Integrity as Process and Feature: Cultural Landscapes of Underrepresented Communities | Robert Z. Melnick, Andrea Roberts, and Julie McGilvray

For more than fifty years, determining the integrity of historic properties has been a fundamental concept in their documentation, analysis, and protection, and with good reason.4 How can a resource be protected when we do not know what it was in the past, what it is now, and how, or whether, it has changed over time? The integrity concept, driven by the structure and lens of the National Register of Historic Places, is generally defined as a relative measure of a place as it exists today in comparison to what it was during its recognized period of significance.5 Given that “period of significance” is itself a loaded and often misused delineation (not addressed directly in this article), after fifty years of use, it is clear that, in typical practice, integrity as a measure can be highly subjective, often failing to capture critical layers of historic properties that can, in turn, inform and expand concepts of place and placemaking. Integrity—as an idea, a filter, a screen, or a measure—needs to be reimagined. This is illustrated in the three communities in the case studies below, just as our society is broadly expanding its understanding and acceptance of cultural diversity and inclusion.
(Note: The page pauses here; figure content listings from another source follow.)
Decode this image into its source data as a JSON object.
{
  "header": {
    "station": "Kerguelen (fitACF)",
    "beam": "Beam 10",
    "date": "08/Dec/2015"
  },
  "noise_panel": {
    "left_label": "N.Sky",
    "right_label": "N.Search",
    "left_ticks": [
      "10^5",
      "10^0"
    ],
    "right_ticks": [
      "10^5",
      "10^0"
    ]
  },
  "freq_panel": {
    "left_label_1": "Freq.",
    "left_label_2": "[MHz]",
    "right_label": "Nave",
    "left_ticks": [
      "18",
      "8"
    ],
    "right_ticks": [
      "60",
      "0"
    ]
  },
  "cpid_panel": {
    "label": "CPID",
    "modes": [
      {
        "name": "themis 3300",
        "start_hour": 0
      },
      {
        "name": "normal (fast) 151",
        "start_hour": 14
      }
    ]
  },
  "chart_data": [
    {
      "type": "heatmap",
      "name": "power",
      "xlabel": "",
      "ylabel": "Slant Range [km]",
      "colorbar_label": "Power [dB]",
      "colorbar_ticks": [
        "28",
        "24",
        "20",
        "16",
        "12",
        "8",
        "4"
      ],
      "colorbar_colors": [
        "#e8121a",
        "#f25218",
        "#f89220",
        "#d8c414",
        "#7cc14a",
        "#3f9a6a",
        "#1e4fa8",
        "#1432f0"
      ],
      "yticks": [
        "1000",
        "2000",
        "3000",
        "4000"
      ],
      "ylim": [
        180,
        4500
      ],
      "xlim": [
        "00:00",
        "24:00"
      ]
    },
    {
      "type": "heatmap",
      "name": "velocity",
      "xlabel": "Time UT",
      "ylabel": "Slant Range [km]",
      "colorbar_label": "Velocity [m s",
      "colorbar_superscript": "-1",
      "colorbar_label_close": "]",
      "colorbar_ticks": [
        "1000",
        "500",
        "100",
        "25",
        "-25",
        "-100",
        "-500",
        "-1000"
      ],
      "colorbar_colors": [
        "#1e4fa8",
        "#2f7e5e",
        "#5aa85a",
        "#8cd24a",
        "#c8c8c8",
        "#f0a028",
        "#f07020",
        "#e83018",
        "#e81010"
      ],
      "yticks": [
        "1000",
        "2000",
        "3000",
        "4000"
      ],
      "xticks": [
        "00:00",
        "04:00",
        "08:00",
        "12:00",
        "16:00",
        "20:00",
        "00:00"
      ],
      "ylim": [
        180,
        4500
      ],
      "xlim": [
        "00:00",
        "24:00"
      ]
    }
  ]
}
The National Register of Historic Places evaluates seven aspects of integrity: location, setting, design, workmanship, materials, feeling, and association. As typically practiced, integrity evaluations focus primarily on extant resources or features, having the effect of slicing through time, taking a snapshot of existing features as they appeared both in the period of significance and currently. In this understanding of integrity, value comes from age and perceived stability, whether or not the particular NRHP property has had minimal change in the elements tied to the property’s period of significance. This rigid understanding and application of the seven aspects of integrity centers historic preservation in America on buildings and structures, creating a static, almost impossible goal to arrest change in place for as long as possible. It has typically eschewed other cultural and environmental influences and areas of scholarship such as cultural anthropology, environmental history, landscape history, and sociopolitical disciplines. These fields point to a more dynamic flow of time in which change is a critical player and must be studied to fully understand the interrelationship of events, people, and design. In the built environment, this may be likened to what Habraken refers to as the “systemic continuity in design variation,” capturing time, evolution, and pattern.6 Habraken writes that a study of the environment should be viewed through a lens capturing what has been “shaped by acts of transformation, which in turn reveal what is constant,”7 or rather, to “explore the relationship of transformation and continuity of form.”8 Is it possible that we have gotten historic preservation and the analysis of integrity backwards?